If we assign an amount of assignments that is unrealistic for most students to do, we are no different from the Chinese doctor in the story. Of course the more students study the more they learn, but what if most of them can't complete the assignments anyway? And when/if they fail, do we blame it on not finishing the assignments?
I began my career at Ramapo College of NJ, a liberal arts college and New Jersey's equivalent of U of M Morris. A rookie math professor, I would go over the exercises in the books and assign over 100 problems a week. I graded 4 or 5 of them, and left the rest unattended.
When I moved to Metro State University, I focused only on essential topics and I assigned no more than 40 exercises a week. But with carefully designed assignments, my students at Metro State learned just as much even though they were less prepared and had less studying time than my students at the 4-year elite institution,
A few general thoughts on creating assignments:
(1) Have a clear agenda and set the priorities. What do we want to accomplish in an assignment? Is it about memorizing particular formulas? Drilling certain techniques? Understanding concepts? Making applications? Manipulating tricky skills? Modeling and problem solving?

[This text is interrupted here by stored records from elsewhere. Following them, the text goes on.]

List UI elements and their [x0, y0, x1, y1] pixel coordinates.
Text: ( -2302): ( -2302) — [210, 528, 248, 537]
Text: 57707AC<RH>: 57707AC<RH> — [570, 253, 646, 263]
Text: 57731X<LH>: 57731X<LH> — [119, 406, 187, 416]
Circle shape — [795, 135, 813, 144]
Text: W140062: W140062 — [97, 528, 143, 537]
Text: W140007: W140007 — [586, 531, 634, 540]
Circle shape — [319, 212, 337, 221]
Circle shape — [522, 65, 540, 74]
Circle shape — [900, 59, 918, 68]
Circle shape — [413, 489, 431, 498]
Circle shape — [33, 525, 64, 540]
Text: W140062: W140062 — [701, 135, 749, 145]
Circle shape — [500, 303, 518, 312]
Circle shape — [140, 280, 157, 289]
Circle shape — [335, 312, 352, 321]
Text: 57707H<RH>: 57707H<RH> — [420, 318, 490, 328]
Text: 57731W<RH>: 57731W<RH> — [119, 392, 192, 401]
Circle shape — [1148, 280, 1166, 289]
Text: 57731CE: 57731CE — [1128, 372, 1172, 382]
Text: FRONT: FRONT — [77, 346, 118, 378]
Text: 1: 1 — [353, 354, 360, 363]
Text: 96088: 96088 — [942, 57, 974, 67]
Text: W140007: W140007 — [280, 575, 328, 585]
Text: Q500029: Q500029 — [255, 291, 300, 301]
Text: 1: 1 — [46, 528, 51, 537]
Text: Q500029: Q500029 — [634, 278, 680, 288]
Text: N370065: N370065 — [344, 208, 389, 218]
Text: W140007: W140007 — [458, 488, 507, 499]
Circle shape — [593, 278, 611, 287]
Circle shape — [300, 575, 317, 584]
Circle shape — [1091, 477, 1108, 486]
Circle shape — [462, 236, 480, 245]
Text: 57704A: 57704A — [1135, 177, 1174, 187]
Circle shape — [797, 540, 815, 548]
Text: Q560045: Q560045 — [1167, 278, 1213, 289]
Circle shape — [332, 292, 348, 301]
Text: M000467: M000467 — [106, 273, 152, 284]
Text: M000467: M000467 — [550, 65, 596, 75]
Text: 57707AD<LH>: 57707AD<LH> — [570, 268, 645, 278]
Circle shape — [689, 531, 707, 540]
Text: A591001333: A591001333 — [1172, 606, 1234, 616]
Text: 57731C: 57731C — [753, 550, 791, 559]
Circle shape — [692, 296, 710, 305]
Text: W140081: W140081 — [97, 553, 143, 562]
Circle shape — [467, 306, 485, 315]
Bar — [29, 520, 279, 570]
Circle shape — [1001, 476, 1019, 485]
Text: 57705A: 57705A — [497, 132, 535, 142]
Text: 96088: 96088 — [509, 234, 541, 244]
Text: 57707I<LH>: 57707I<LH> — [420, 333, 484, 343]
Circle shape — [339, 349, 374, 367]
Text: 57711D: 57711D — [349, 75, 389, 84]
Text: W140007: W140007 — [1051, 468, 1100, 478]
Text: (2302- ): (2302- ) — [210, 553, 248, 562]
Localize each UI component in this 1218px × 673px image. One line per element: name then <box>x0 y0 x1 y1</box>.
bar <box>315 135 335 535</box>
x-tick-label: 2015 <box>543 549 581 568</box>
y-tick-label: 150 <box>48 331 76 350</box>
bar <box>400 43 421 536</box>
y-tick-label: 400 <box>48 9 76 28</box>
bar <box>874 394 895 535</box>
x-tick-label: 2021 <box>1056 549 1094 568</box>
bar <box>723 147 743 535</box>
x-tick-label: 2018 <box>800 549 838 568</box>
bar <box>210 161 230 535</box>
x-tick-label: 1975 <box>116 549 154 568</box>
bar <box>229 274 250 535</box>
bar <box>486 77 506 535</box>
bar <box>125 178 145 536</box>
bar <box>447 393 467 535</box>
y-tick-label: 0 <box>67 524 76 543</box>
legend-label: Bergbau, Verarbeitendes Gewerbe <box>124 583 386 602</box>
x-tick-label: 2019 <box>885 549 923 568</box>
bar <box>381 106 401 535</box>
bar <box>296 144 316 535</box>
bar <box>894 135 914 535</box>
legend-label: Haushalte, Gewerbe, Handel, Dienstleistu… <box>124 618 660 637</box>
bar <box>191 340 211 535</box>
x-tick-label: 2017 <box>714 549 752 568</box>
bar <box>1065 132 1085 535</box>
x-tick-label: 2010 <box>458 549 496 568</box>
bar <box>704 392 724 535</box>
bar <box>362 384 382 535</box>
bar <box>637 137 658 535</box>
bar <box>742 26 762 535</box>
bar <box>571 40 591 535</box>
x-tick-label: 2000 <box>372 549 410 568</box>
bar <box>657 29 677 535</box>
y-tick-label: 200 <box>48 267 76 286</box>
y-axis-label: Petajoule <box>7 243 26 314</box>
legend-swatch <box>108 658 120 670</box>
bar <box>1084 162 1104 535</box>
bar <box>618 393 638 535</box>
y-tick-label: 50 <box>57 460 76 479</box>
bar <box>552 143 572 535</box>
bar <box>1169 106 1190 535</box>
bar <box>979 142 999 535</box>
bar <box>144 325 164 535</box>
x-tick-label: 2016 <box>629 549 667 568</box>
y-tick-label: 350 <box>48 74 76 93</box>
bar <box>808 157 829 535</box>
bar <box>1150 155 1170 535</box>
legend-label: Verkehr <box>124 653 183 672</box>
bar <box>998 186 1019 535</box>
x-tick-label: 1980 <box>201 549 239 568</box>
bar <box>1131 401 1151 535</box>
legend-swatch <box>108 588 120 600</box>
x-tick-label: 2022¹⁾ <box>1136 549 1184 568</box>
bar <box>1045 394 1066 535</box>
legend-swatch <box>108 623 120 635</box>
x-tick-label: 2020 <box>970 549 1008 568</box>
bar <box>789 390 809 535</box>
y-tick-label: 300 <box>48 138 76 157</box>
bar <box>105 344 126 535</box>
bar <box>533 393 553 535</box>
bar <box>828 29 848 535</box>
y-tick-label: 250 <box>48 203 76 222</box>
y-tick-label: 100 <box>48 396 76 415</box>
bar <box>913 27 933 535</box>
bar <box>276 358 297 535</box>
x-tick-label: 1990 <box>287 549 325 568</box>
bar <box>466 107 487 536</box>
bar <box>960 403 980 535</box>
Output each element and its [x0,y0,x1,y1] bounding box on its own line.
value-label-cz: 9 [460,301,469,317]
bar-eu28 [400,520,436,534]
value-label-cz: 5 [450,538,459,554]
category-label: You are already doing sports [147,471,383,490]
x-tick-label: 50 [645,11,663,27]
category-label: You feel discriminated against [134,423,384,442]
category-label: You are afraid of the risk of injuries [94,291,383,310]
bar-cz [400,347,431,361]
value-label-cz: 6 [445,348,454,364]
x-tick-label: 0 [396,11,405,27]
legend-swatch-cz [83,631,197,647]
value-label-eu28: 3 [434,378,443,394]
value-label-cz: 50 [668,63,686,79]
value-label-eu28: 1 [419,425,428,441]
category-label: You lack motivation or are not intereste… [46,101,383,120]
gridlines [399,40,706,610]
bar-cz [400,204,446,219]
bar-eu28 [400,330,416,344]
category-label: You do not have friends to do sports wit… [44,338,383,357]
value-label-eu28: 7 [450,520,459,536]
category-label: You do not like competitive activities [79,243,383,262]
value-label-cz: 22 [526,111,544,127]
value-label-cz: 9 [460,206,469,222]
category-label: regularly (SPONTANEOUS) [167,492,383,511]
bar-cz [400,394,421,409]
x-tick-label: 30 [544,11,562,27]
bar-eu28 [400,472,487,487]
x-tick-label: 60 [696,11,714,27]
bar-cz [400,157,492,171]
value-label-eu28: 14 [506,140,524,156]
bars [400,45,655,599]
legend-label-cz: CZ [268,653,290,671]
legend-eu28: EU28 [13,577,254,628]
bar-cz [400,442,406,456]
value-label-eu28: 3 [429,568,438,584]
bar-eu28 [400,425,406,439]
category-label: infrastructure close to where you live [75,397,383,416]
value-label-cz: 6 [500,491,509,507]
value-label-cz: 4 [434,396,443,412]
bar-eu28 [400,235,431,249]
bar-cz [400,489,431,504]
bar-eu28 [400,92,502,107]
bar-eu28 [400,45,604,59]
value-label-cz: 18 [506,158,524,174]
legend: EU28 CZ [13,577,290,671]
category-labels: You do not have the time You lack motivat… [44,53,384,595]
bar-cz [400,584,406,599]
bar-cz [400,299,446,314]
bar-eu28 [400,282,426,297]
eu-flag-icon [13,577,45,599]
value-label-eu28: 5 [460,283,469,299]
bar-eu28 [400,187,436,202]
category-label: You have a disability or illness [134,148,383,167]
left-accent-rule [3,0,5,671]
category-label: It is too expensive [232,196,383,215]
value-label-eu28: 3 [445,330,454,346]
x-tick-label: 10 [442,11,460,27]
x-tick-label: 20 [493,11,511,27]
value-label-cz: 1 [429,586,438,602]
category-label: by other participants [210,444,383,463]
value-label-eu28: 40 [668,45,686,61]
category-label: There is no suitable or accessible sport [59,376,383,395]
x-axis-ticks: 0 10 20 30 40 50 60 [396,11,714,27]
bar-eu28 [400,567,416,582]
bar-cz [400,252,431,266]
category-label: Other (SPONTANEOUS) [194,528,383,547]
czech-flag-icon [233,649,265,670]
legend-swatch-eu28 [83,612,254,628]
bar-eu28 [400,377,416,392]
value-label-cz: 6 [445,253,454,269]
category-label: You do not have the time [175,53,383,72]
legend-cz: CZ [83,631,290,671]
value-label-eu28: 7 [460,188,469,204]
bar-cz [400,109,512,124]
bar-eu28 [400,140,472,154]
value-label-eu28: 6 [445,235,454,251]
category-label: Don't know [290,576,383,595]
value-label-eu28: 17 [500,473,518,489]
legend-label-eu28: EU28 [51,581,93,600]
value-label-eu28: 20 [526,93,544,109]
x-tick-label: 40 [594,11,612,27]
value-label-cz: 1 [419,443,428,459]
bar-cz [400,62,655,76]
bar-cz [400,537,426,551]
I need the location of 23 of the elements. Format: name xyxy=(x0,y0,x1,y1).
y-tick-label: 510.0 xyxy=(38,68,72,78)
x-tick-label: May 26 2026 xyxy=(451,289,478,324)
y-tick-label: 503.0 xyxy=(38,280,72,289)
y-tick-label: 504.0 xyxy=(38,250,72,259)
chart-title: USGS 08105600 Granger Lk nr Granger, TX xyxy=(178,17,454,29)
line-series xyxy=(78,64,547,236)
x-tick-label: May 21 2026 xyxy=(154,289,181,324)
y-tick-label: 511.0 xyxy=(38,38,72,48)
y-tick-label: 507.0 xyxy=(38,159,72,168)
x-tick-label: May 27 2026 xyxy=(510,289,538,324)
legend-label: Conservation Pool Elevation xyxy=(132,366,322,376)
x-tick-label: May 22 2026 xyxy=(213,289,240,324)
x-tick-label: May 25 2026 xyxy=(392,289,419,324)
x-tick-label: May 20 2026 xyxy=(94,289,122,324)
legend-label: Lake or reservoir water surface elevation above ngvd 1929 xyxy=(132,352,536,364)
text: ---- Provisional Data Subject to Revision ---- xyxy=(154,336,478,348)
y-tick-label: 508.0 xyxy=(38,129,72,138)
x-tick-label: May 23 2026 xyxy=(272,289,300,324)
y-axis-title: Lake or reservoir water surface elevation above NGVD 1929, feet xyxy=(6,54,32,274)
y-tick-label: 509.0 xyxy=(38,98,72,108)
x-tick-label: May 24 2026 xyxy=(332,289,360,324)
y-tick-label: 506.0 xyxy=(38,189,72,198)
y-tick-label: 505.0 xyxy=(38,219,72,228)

(2) Be efficient and effective. Keep control on the amount of work in each assignment. When an assignment gets too big, cut it to size according to your agenda and priorities in (1).
(3) Integrate the assignments into teaching. Follow up on the agenda and the priorities: Have the students accomplished them? How do the assignments help them learn the content and prepare for tests?
Community college students often juggle with jobs, personal and family life, and a challenging course load. Let's design effective assignments that would help them use their studying time efficiently and maximize their success.